由於軟硬體技術的突破，虛擬實境技術已經能被廣泛的應用於各領域中。然而成功的虛擬實境應用，必須要能完整地使用虛擬塑模觀念與技術來發揮實境議題之內涵，因此，虛擬化前對實境議題之深入了解相當重要，而虛擬化之技巧更是關鍵。但對於希望借助虛擬實境技術推演實境運作之研究者而言，卻是一個不易掌握的技術瓶頸。尤其當虛擬互動之細節越逼近實體環境現象時，其塑模之繁瑣程度極可能阻止了虛擬化的應用。
有鑒於此，本研究提出以物件導向塑模技術來輔助建構虛擬環境之流程腳本(Script)，並以欲模擬之實體事物運作情境來推演出塑模程序之片段及其連結，而使塑模之流程結構化且自動化。其目的除了可省去虛擬實境應用者之軟體學習時程、減少編輯錯誤、並精簡流程內容外，尚可有助增進虛擬模擬之正確性。於是，研究方法將採以下三大階段進行之：(1) 使用有限狀態機(Finite-state Machine)推理實境議題之內涵，以斷定事理之主角、動作、及關連。(2) 使用統一塑模語言(UML)之物件導向技術將前項事理各細節作一具體之描述。(3) 歸納前項之動作流程而製作出相容於虛擬環境塑模腳本之各型樣板，以供樣板之套用及重複使用。實作部份，將採用虛擬實境軟體Virtools做為應用平台來產生樣板及腳本，並以虛擬工廠之實作案例驗證本研究方法。

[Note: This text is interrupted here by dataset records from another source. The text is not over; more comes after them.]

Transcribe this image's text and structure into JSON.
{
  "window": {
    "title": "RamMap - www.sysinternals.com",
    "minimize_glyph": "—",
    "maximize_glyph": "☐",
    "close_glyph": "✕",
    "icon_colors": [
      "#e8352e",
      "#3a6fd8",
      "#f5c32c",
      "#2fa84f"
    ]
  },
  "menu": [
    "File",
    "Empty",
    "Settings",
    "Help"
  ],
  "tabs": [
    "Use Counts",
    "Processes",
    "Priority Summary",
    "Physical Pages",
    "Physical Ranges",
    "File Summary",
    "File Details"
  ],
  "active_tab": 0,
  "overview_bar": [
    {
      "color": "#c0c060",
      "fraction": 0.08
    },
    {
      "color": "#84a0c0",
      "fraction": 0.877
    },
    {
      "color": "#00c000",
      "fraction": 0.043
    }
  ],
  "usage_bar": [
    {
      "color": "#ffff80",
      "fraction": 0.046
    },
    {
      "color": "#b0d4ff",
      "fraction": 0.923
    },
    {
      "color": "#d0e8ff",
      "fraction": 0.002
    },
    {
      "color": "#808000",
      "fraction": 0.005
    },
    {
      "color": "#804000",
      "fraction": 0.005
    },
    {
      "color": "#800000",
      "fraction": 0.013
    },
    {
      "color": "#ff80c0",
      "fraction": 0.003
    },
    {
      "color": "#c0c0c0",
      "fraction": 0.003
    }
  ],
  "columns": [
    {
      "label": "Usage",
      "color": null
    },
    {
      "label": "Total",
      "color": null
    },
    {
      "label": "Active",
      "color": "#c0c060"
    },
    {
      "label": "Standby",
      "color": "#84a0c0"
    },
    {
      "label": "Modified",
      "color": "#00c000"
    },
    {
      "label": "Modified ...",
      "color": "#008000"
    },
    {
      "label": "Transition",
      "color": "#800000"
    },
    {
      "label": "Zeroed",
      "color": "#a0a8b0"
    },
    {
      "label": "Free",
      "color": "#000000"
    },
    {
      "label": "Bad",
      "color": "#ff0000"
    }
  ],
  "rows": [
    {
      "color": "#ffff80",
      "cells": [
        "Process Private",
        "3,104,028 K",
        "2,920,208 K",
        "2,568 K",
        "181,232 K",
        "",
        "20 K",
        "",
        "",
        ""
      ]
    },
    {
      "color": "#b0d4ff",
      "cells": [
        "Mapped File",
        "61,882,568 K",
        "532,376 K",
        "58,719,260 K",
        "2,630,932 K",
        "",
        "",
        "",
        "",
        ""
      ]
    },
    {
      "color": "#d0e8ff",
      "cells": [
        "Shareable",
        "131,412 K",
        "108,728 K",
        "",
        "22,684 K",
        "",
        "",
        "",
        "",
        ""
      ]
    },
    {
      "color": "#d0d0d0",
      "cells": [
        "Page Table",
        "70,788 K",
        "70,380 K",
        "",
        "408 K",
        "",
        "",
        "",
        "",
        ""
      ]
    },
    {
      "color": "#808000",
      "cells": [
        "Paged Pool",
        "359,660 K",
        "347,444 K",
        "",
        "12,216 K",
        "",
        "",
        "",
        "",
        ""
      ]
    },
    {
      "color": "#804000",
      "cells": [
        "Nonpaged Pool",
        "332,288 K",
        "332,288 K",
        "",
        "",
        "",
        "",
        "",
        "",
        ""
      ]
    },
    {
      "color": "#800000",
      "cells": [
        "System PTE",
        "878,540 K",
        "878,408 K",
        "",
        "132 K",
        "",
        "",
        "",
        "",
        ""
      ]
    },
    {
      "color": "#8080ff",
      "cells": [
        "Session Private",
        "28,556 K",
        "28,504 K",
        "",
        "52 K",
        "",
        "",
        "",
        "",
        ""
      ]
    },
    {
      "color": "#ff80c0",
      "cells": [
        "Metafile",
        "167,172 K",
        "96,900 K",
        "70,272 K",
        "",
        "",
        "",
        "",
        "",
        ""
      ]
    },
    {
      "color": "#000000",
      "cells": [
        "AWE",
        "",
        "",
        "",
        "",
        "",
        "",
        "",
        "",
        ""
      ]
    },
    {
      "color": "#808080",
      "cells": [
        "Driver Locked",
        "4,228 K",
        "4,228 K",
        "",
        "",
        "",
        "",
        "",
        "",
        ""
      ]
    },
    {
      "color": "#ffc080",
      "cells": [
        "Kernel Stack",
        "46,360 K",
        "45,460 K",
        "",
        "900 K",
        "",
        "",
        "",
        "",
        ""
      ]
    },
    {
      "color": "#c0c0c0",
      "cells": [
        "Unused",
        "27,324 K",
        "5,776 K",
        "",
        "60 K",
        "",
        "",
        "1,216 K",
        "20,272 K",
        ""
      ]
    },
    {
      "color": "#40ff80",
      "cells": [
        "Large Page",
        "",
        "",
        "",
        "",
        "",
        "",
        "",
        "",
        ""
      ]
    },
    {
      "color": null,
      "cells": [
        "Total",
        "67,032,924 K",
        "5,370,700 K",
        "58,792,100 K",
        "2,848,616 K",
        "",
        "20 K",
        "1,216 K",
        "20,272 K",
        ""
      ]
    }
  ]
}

Virtual reality (VR) is getting popular in many areas of applications because of the advancements of modern technologies in computer hardware and software. A successful implementation of VR requires thorough comprehension in modeling concepts and techniques, which could be a burden to whomever new to VR and wish to employ VR as a simulator. The complexity of how the digital replica can mimic the substantial may hamper the users from building an elaborate virtual model.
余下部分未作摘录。